Recently I pointed out that US charging station cable theft has been a growing problem for years.

And core to that story is the simple analysis that cables are unnecessary for charging stations. EV owners should bring their own cables to plug into a socket.

Note the outlet in an original Mennekes design used in the EU. The US ignores this far superior design, even though basically every other electrical device always brings its own cable and uses a socket.

A new Gravity announcement proves the problem, with a design that illustrates tone-deafness on multiple levels.

Tree? A lynching tree maybe. Looks like a haunting gallows design to me.

Source: Encyclopedia of Alabama, 1 Sept 1868 Tuscaloosa Independent Monitor. The KKK threatened that March 4, 1869 — first day of rule by avowed racist Horatio Seymour — would bring lynchings of white Americans (“scalawags” and “carpetbaggers”). Instead the Presidency was won in a landslide by Civil War hero and civil rights pioneer Ulysses S. Grant)

They are asking cities to pour even more money down the mounted cable mindset, and not even addressing a rising decade of threats, let alone the historical significance of promoting a “hanging tree” design from the 1830s.

Source: Virginia Archives. “Strange fruit” isn’t an unknown or obscure reference in America. I’m curious how long the Yale educated designer assumed “lynching tree” symbolism could go unmentioned. I mean Jan 6 wasn’t that long ago.

Notably the rather cruel Gravity illustration shows their new pole is to be injected into sidewalks to further reduce pedestrian space.

Bad idea for cities.

While some might be impressed the huge long cable is dangling up high, making it harder to cut, that’s also why it brings a much higher (no pun intended) cost to replace amd repair. And because it’s a much longer cable, it’s even more likely to be targeted.

The company could have just mounted sockets in existing utility poles.
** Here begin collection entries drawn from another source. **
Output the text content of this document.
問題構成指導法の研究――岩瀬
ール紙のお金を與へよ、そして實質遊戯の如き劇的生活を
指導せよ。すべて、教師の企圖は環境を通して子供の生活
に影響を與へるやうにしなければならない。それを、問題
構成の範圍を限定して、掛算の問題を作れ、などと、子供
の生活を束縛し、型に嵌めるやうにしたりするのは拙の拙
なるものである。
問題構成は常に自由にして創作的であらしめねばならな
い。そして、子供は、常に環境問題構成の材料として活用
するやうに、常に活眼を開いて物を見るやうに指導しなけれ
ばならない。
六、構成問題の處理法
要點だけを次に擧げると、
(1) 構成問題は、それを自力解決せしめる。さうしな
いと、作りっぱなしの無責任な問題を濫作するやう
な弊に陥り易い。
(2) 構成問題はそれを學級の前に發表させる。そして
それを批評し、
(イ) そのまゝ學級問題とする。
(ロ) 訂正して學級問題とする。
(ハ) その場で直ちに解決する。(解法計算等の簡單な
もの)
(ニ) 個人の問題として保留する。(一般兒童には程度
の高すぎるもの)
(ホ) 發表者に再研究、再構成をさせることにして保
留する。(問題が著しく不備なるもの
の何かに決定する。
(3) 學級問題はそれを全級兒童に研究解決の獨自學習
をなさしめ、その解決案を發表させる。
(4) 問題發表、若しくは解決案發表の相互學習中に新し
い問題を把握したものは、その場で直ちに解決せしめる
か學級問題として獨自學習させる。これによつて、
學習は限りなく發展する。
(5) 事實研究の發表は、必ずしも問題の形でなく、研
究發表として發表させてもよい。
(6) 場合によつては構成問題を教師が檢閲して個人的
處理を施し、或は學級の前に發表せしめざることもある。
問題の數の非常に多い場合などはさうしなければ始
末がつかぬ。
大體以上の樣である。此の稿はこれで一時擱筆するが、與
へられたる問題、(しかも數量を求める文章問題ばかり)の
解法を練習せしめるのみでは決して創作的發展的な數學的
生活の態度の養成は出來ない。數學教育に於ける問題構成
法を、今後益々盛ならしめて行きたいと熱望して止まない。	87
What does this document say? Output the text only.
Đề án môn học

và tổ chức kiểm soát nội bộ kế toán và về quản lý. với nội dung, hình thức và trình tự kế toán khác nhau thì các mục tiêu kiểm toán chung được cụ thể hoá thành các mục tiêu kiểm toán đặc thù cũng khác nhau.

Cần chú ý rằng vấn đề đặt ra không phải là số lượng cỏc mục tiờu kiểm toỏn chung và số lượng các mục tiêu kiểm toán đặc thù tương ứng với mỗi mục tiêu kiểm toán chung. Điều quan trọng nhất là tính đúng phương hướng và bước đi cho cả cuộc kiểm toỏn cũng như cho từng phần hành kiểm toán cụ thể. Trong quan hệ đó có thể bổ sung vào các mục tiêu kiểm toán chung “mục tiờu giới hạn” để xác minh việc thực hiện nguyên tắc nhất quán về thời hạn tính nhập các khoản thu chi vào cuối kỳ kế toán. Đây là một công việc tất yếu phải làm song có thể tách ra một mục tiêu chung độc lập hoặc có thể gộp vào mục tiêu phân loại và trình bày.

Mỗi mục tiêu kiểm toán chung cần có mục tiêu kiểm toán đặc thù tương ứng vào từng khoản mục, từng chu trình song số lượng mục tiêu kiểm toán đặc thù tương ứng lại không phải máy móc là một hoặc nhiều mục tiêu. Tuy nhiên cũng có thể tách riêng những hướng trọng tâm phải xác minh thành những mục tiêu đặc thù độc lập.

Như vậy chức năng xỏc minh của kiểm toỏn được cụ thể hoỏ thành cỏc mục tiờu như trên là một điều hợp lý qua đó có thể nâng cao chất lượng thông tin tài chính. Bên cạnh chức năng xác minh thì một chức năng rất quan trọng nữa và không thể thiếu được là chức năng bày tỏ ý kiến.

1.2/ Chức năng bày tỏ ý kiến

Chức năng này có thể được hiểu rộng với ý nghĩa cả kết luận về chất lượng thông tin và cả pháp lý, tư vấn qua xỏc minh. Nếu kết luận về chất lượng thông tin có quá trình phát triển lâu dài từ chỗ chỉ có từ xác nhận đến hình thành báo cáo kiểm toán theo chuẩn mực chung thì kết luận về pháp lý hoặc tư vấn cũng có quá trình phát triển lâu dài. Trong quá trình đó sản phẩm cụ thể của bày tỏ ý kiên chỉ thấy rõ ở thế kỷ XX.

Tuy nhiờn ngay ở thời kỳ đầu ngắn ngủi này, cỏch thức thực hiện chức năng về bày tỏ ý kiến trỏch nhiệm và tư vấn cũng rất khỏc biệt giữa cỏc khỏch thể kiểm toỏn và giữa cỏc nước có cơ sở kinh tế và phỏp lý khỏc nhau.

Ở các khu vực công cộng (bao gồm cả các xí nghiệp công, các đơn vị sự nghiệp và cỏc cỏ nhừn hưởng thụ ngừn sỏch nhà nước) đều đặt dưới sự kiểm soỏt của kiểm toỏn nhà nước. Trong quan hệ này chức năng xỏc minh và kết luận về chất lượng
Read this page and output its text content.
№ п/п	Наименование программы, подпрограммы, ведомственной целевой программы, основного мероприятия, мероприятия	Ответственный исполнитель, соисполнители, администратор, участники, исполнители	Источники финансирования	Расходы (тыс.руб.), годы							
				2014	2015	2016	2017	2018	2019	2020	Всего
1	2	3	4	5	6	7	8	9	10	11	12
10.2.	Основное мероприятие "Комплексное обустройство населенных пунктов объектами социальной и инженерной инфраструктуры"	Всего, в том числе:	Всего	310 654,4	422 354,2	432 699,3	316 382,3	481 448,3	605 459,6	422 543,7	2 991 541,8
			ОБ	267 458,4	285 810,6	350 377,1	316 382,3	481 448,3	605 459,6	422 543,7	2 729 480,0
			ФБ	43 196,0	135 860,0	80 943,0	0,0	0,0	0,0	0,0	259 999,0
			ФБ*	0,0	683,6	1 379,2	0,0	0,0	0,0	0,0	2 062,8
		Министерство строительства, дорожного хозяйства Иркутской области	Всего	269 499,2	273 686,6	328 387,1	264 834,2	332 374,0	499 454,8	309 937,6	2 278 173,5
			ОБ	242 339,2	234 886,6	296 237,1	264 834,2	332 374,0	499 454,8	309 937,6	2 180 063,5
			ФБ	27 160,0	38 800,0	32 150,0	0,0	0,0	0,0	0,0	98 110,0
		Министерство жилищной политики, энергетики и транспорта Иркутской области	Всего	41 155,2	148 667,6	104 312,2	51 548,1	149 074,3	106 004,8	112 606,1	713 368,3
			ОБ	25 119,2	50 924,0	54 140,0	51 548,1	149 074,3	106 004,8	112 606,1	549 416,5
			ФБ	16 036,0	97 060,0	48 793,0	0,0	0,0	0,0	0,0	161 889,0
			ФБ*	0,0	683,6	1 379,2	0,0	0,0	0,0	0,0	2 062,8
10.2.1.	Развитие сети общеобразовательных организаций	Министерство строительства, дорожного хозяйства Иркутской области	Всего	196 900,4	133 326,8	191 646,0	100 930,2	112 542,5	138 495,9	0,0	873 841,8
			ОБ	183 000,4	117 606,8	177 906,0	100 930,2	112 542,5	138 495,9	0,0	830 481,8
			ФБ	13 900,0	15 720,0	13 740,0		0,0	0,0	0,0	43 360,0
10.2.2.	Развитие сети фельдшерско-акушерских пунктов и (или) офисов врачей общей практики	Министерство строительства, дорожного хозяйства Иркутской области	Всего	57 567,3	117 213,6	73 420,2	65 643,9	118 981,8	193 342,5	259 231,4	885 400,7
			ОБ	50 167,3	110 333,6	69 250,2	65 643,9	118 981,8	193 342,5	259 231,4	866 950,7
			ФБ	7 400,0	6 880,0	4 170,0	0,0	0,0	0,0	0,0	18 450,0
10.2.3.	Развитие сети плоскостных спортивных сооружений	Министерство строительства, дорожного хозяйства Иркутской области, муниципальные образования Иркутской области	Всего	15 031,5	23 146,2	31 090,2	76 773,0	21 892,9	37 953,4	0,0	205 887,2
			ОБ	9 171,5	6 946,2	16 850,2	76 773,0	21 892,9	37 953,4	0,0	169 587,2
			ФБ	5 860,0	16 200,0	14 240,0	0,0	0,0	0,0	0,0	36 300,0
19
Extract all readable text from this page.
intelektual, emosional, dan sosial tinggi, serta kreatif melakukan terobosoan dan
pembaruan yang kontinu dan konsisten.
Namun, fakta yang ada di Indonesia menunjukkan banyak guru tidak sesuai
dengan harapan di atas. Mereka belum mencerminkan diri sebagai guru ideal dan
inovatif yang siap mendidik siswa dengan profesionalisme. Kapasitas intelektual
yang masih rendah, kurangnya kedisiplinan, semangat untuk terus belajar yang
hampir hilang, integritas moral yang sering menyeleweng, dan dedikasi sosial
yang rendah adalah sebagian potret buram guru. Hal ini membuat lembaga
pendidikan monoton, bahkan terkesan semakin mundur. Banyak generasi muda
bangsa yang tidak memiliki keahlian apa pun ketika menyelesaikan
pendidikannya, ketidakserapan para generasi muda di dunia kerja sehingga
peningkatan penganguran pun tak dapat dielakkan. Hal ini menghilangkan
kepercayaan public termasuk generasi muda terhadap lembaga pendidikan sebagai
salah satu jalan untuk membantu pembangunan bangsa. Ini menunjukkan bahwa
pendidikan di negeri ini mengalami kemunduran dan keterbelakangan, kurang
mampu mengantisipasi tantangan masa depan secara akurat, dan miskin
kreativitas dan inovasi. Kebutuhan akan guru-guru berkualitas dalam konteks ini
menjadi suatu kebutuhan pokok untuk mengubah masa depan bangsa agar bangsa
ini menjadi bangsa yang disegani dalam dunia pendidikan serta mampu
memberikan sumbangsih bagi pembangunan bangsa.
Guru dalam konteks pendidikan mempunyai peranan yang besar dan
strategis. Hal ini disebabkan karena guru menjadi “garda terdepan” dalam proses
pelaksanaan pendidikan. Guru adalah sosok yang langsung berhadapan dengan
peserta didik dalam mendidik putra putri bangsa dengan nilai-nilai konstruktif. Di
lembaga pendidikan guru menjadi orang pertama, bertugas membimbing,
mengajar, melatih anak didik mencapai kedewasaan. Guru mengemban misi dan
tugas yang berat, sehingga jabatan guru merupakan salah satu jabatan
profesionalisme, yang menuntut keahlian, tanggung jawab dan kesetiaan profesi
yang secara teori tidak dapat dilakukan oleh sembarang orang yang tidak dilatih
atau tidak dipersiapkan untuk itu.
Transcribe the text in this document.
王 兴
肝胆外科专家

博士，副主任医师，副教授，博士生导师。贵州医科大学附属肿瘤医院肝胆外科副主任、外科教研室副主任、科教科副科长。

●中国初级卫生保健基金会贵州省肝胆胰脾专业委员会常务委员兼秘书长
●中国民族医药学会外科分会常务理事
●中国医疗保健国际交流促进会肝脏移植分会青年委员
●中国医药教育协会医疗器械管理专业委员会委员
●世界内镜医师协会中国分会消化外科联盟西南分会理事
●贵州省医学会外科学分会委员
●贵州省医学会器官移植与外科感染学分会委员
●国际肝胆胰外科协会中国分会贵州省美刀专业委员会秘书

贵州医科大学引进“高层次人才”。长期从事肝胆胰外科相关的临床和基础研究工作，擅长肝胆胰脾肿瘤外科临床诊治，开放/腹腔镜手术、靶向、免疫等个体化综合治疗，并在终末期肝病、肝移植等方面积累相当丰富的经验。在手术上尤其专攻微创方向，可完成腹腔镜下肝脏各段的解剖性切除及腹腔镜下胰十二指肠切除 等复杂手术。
Tesla talks nonsense about branded, proprietary, competitive charging… while the EU quietly and professionally deploys 99% more infrastructure with better designs.

Sockets in existing poles just make so much more sense, instead of adding more poles and creating extra sidewalk hazards, which reduce pedestrian space and probably just end up with cut power cables anyway.

The US devalues pedestrian pathways of those who live in a space by installing hazards that benefit others who live far away or only rapidly pass through. Even the most simple and obvious thought is usually missing from pole deployments. There should be fewer of these not more.